I refer to the cultural amnesia among sexually dissident collectives in the Americas as a notion to problematize the marginality and invisibility of these subcultural groups. Here I am not invoking a narrative of victimhood but rather a strategy for cultural resistance amid agendas that seek to silence the voices of difference: those that have fractured monolithic understandings of citizenship and belonging. It is also this cultural amnesia that plays a pivotal role in tracing the genealogies of our own cultural dissidence, or queerness if you may, and that produces difficulty in the public debates about sexual dissidence in Latin American and Caribbean cultural practices. More than translating queerness into this context, it is about tracing its manifold reiterations and significations from the iconoclasm of Reinaldo Arenas to the tacit erotics of Sor Juana Inés de la Cruz, passing through the diverse cosmologies of indigenous cultures across the Americas. It is about remembrance that debunks heroism in order to embody an intimate politics of affect that serves to dismantle vertical structures of sociality and cultural world-making. It is about enacting a tantalizing suggestion for hope.
But beyond the reiterations of recovering a loss of hope and seizing the promise of what might come in the future, many of us also demanded new forms of language that could dislodge the left-infused notions of utopia, social transformation, and resistance.
The general message to be taken from this conference also ignited a sense of hope, of an attainable utopia that echoed the 1959 Cuban Revolution’s own vision of emancipation. And the deployment of a utopian impulse even in the face of adversity, such as that recently produced by the passing of Hurricanes Irma and Maria, was precisely the type of ethos that this event attempted to instill in many of us. But beyond the reiterations of recovering a loss of hope and seizing the promise of what might come in the future, many of us also demanded new forms of language that could dislodge the left-infused notions of utopia, social transformation, and resistance. In other words, if Casa de las Américas, an extremely political and cultural avatar of the Cuban Revolution, had been opening its doors for youngsters to ponder new possibilities of imagining the world, what would it mean to then question the old ideals fervently embraced by previous generations while articulating a critique of the social forces that have shaped our biopolitical spheres in the here and now? With this inquiry also comes critical questioning of the political paradigms that have perpetuated a dysfunctional form of governance in the Americas, be it neoliberal, capitalist, socialist, Marxist, or even anarchist.

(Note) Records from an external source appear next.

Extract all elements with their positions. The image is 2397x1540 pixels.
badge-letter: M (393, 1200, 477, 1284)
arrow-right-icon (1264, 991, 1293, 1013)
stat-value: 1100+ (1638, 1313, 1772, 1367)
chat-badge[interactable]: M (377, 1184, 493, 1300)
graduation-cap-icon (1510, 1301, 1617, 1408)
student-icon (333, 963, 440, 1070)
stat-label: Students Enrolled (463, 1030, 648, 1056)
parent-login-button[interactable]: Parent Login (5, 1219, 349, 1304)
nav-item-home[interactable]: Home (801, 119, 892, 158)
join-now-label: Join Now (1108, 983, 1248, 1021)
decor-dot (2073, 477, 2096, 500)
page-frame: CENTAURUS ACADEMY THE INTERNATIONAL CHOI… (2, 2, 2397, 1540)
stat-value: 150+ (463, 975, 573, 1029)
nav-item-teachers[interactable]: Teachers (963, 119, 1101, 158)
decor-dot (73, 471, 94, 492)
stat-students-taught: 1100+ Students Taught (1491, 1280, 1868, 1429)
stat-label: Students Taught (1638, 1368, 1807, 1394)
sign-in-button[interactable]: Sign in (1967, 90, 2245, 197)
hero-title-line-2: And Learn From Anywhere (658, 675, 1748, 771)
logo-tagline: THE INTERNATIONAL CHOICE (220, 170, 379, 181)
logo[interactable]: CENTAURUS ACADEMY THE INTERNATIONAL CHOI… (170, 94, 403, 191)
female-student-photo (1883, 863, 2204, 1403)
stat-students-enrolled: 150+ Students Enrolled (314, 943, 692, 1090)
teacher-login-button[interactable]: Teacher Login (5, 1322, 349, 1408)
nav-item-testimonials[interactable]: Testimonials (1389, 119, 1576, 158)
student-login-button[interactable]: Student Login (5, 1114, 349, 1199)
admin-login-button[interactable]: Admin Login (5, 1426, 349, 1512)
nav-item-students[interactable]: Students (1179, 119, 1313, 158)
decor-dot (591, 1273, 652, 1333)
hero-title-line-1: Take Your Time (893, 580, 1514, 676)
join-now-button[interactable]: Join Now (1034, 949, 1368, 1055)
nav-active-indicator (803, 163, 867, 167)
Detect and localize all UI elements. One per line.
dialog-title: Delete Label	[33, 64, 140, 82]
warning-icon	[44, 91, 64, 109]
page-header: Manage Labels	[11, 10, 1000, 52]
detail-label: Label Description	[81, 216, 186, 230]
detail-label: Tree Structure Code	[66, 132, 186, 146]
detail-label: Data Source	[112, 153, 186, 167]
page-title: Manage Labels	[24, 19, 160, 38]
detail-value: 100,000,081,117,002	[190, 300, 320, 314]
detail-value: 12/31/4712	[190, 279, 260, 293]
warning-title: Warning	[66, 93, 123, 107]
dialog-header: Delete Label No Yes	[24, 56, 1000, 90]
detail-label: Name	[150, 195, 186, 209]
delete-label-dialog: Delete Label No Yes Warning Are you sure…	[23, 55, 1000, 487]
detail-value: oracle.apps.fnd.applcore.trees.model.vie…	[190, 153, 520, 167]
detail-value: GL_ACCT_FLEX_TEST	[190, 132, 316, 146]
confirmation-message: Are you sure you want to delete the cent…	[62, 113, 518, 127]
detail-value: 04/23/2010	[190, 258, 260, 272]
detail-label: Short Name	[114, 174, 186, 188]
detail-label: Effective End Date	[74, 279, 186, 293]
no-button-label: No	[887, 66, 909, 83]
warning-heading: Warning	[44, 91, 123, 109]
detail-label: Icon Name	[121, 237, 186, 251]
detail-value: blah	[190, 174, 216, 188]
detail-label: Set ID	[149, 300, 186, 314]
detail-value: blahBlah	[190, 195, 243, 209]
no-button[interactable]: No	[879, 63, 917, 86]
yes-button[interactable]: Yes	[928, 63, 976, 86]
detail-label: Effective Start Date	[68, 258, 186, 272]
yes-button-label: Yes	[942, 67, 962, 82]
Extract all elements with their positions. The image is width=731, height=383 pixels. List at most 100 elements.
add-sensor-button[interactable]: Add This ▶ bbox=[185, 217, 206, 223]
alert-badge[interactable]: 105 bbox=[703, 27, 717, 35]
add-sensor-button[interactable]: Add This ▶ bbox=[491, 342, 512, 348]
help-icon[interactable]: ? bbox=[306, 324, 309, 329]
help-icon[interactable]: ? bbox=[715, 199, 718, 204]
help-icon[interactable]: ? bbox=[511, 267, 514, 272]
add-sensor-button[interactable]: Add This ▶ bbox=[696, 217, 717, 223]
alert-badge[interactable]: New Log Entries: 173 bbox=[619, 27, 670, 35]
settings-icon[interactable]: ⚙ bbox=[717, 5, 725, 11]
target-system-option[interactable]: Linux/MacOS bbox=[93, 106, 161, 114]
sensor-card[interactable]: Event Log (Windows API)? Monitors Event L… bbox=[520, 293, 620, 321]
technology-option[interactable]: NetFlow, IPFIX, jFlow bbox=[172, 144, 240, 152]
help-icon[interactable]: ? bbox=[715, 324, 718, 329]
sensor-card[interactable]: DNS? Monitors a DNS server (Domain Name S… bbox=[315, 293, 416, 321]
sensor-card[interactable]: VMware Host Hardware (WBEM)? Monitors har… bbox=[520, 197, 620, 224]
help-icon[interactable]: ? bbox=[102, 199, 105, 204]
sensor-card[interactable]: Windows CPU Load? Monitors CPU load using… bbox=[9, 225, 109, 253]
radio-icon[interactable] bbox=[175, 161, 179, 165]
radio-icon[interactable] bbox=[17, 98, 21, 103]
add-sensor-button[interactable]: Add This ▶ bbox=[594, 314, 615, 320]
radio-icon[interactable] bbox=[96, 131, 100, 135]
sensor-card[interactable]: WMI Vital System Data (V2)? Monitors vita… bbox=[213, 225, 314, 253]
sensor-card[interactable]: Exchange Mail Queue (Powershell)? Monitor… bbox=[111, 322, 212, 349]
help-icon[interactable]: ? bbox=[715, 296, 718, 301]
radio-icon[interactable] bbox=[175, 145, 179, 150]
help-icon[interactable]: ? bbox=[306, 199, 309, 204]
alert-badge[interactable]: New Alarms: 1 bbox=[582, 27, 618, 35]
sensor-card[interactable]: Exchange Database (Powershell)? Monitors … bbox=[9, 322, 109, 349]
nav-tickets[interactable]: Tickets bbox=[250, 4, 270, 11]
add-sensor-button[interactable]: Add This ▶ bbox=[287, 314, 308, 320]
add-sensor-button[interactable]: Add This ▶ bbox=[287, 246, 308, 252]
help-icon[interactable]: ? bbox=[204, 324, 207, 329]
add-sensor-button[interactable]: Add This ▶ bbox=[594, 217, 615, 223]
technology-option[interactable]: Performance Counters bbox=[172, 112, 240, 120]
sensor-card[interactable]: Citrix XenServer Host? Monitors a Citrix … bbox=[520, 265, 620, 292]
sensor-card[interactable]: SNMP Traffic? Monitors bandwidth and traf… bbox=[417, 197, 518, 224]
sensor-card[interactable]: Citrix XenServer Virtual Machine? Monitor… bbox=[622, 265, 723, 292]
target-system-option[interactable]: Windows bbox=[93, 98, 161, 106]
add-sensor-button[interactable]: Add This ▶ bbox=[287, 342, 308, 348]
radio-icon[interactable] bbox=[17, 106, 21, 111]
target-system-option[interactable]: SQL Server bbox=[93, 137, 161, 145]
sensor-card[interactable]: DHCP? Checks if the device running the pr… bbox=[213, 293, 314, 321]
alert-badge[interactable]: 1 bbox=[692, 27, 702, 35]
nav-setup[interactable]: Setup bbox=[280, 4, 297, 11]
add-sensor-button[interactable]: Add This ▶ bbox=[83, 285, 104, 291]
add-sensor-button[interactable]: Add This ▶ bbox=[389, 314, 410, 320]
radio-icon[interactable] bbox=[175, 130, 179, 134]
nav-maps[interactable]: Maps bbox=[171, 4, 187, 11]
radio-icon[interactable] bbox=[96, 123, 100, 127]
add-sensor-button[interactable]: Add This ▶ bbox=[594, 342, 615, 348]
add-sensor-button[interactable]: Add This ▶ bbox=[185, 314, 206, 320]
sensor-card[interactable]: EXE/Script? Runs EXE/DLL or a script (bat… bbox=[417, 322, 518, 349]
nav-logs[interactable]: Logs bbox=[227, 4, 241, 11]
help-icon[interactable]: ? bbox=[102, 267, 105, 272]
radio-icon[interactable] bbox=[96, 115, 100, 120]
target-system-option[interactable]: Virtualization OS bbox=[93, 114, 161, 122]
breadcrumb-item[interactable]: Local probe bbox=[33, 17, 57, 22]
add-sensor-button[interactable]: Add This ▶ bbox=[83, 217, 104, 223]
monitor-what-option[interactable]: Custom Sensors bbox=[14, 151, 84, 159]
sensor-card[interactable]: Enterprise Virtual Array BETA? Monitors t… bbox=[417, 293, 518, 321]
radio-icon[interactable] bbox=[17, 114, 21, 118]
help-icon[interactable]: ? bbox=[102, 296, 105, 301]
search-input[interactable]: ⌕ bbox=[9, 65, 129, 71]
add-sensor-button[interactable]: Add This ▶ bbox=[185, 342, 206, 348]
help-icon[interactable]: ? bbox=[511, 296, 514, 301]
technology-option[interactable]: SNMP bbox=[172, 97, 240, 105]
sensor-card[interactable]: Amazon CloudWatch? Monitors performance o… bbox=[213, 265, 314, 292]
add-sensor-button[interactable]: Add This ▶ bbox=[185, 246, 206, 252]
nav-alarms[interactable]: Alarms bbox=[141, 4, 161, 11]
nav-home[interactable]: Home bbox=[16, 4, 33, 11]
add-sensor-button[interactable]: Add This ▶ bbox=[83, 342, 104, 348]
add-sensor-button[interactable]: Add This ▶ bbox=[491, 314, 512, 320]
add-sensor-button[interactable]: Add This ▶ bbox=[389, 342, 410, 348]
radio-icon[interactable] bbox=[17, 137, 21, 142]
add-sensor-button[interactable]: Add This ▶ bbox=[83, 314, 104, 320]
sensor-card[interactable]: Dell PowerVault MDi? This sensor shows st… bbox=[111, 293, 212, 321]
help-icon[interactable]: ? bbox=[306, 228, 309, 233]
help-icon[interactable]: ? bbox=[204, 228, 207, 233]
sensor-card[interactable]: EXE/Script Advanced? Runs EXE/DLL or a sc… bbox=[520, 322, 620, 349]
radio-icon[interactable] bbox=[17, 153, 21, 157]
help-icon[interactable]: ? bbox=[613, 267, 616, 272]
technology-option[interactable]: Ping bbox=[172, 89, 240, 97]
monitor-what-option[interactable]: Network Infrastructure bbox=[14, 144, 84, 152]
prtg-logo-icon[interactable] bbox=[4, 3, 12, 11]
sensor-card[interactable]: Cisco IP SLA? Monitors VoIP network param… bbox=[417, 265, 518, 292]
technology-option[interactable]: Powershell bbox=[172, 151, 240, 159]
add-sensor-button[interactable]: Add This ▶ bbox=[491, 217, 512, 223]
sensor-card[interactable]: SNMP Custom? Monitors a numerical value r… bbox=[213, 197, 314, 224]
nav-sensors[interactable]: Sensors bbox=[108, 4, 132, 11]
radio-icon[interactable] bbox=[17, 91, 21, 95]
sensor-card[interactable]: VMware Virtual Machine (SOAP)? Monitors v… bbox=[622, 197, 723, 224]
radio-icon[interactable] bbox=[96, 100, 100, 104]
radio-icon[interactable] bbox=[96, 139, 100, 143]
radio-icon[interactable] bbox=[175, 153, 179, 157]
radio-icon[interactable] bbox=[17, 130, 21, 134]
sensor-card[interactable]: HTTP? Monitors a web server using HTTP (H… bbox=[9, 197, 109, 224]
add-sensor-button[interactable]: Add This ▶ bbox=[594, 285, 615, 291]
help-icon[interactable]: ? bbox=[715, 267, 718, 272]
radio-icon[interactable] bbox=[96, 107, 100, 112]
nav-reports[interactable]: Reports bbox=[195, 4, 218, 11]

This form of political consciousness is alive and well with some young artists and intellectuals from the Americas: we all share a colonial past and continue to grapple with postcolonial manifestations of power and hegemony in our time. If this conference is framed using the vocabulary of a leftist, Marxist rhetoric, can we then bring into question such rhetoric? Debunking it and recognizing its pitfalls constitute an intimate act of exhumation, in order to contemplate, as Arias asserted, “new ways of building sociality.”